Mais le nouveau régime, servi par ceux là-mêmes qui ont été mis en place par le précédent (Napoléon), veille. Voici ce que le sous-préfet de Langres écrit en 1821 au préfet à propos des voyages des demi-solde de son arrondissement (il y en a 76, sur 100 officiers en demi-solde ou en non-activité). « Quel que soient au fond leurs sentiments, ils n'en manifestent pas de coupables... Il en est un qui fait notoirement exception. Je suis forcé de le nommer. C'est M. Guyardin, chef de bataillon en non activité. Sa résidence est à Choilley. Il n'y est jamais. Il se trouve dans tous les lieux où la légitimité est menacée. On a de lui l'opinion qu'il est agent, et c'en est un très actif, du Comité directeur (sic)..." Quelques jours plus tard, le préfet n'hésite pas à signaler le cas Guyardin au maréchal Victor, qui vient d'être nommé commandant des 6e, 7e, 18e et 19e divisions : « Cet officier, fils d'un régicide, avait reçu pendant la Première Restauration la croix de Saint-Louis et, je crois, celle d'officier de la Légion d'honneur… Mais je crains beaucoup que les menées secrettes (sic) ne soient pas moins hostiles que les discours. Quoique fort peu riche, il voyage sans cesse. Il était à Paris le premier jour de juin (1820). On le connaît à Lyon, à Grenoble et dans le Piémont... On ne peut pas douter qu'il ne soit l'agent d'une faction. Je l'ai, depuis longtemps, signalé à M. le directeur général de la Police ».Guyardin a-t-il été poursuivi pour ces « menées secrètes » ? Nous l’ignorons. Selon son dossier de la Légion d'honneur, il meurt le 10 mars 1827, à 40 ans, sans héritier (si ce n'est sa soeur, qui réside à Sens). Nous n'avions pas retrouvé son lieu de décès, jusqu'à ce que récemment, Mme Marie-Claude Finot, qui a étudié les familles de Choilley et Dardenay, nous apporte la réponse. L'officier, nous écrit-elle, est décédé "en la maison de santé des docteurs, rue du Bois à Vanves en laquelle il s'était retiré pour cause de maladie. Quelques années auparavant, lui et sa soeur (mariée au capitaine Hérard) avaient vendu aux communes de Choilley et de Dardenay la maison héritée de leur père. Ladite maison est devenue ainsi le presbytère du village (pendant presque un siècle et demi)".

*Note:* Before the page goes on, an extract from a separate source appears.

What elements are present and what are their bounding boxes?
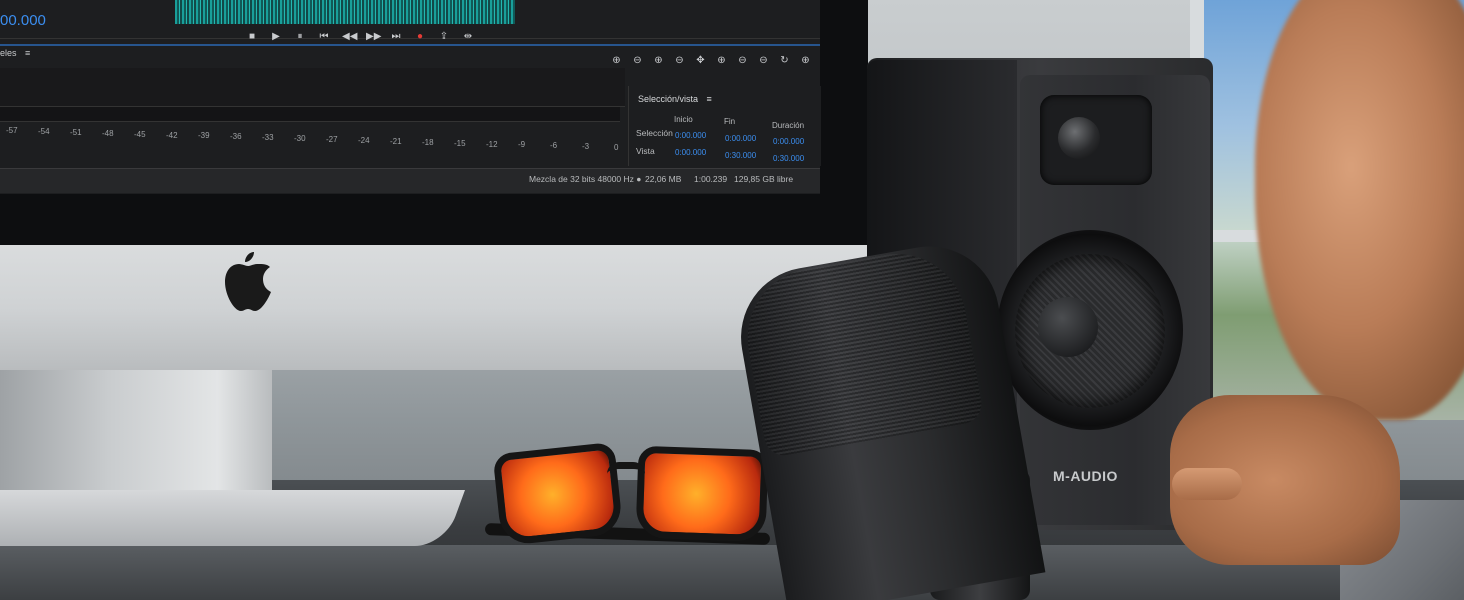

Autre question : l’officier a-t-il été promu, ne serait-ce que provisoirement, lieutenant-colonel durant les Cent-Jours ? Nous pouvons le penser. Il est en effet invariablement présenté comme chef de bataillon ou lieutenant-colonel dans les travaux de Pierre de Wit, et c’est avec second grade qu’il apparaît lors du mariage du capitaine Couroux (ancêtre du sénateur Charles Guené).
A noter que son frère aîné, Emile, Polytechnicien, lieutenant d'artillerie, a été tué en Espagne.